Dynamic correctness, dynamic excitement seem to be implying the same thing. How long can you play, and what effects of any concerning dynamic compression. Horn loading / compression drivers is not the only way to achieve this of course. Horns provide, properly designed, constant directivity, but using a standard woofer/mif-woofer and a wave guide tweeter provides similar benefits without the side effects of vertical directivity lobing which can cause unpleasant reflections off vertical surfaces, likely one of the reasons why some people "don’t like horns".

"Vertical directivity lobing" isn’t an argument against proper horn-loaded compression driver-fitted speakers that wouldn’t potentially befit a low eff. waveguide + tweeter solution. Dynamically however a standard, low eff. woofer/mids + dome tweeter on a waveguide certainly falls short by a mile compared to a high eff. pro woofer/mid and compression driver + horn combo - it’s no comparison, really, also as something that matters and is perceivable in a domestic setting.

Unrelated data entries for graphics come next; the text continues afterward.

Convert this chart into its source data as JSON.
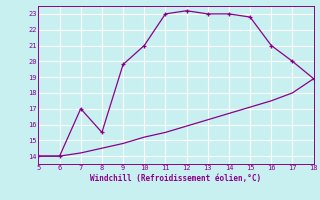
{
  "xlabel": "Windchill (Refroidissement éolien,°C)",
  "line_color": "#8B008B",
  "bg_color": "#c8f0f0",
  "grid_color": "#ffffff",
  "x_upper": [
    5,
    6,
    7,
    8,
    9,
    10,
    11,
    12,
    13,
    14,
    15,
    16,
    17,
    18
  ],
  "y_upper": [
    14,
    14,
    17,
    15.5,
    19.8,
    21,
    23.0,
    23.2,
    23.0,
    23.0,
    22.8,
    21,
    20,
    18.9
  ],
  "x_lower": [
    5,
    6,
    7,
    8,
    9,
    10,
    11,
    12,
    13,
    14,
    15,
    16,
    17,
    18
  ],
  "y_lower": [
    14,
    14,
    14.2,
    14.5,
    14.8,
    15.2,
    15.5,
    15.9,
    16.3,
    16.7,
    17.1,
    17.5,
    18.0,
    18.9
  ],
  "xlim": [
    5,
    18
  ],
  "ylim": [
    13.5,
    23.5
  ],
  "xticks": [
    5,
    6,
    7,
    8,
    9,
    10,
    11,
    12,
    13,
    14,
    15,
    16,
    17,
    18
  ],
  "yticks": [
    14,
    15,
    16,
    17,
    18,
    19,
    20,
    21,
    22,
    23
  ],
  "figsize": [
    3.2,
    2.0
  ],
  "dpi": 100
}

I think we can agree that a real horn loaded speaker at 20Hz, even a tapped horn is rather enormous and outside the realistic realm for most people. To achieve true directivity at the frequency is just unrealistic and you are not going to avoid room modes. Velocity/position feedback eliminates power compression issues in subs, and cheap efficient amplification is plentiful. Just put in a bunch of power subs and be done with it.

We can agree re: size factor of horn-loaded subs @20Hz, yes, but that’s not to say it isn’t doable if one so chooses. 20cf. per cab is sizeable, but once tucked away in corners they actually stay there.

What you don’t do, categorically, is bend the laws of physics with small sub size wanting to maintain extension, but in multiples they can ameliorate some of the weaknesses here. You work from a limitedly sized physical package, I and others around here don’t, and don’t tell it doesn’t matter. You know it does (and if you don’t you haven’t heard the difference or just don’t care), but as a MFR you try and downplay the significance as it suits your case.

And to be clear: you don’t eliminate power compression as proposed. There’s only one way around that, and that should be clear by now.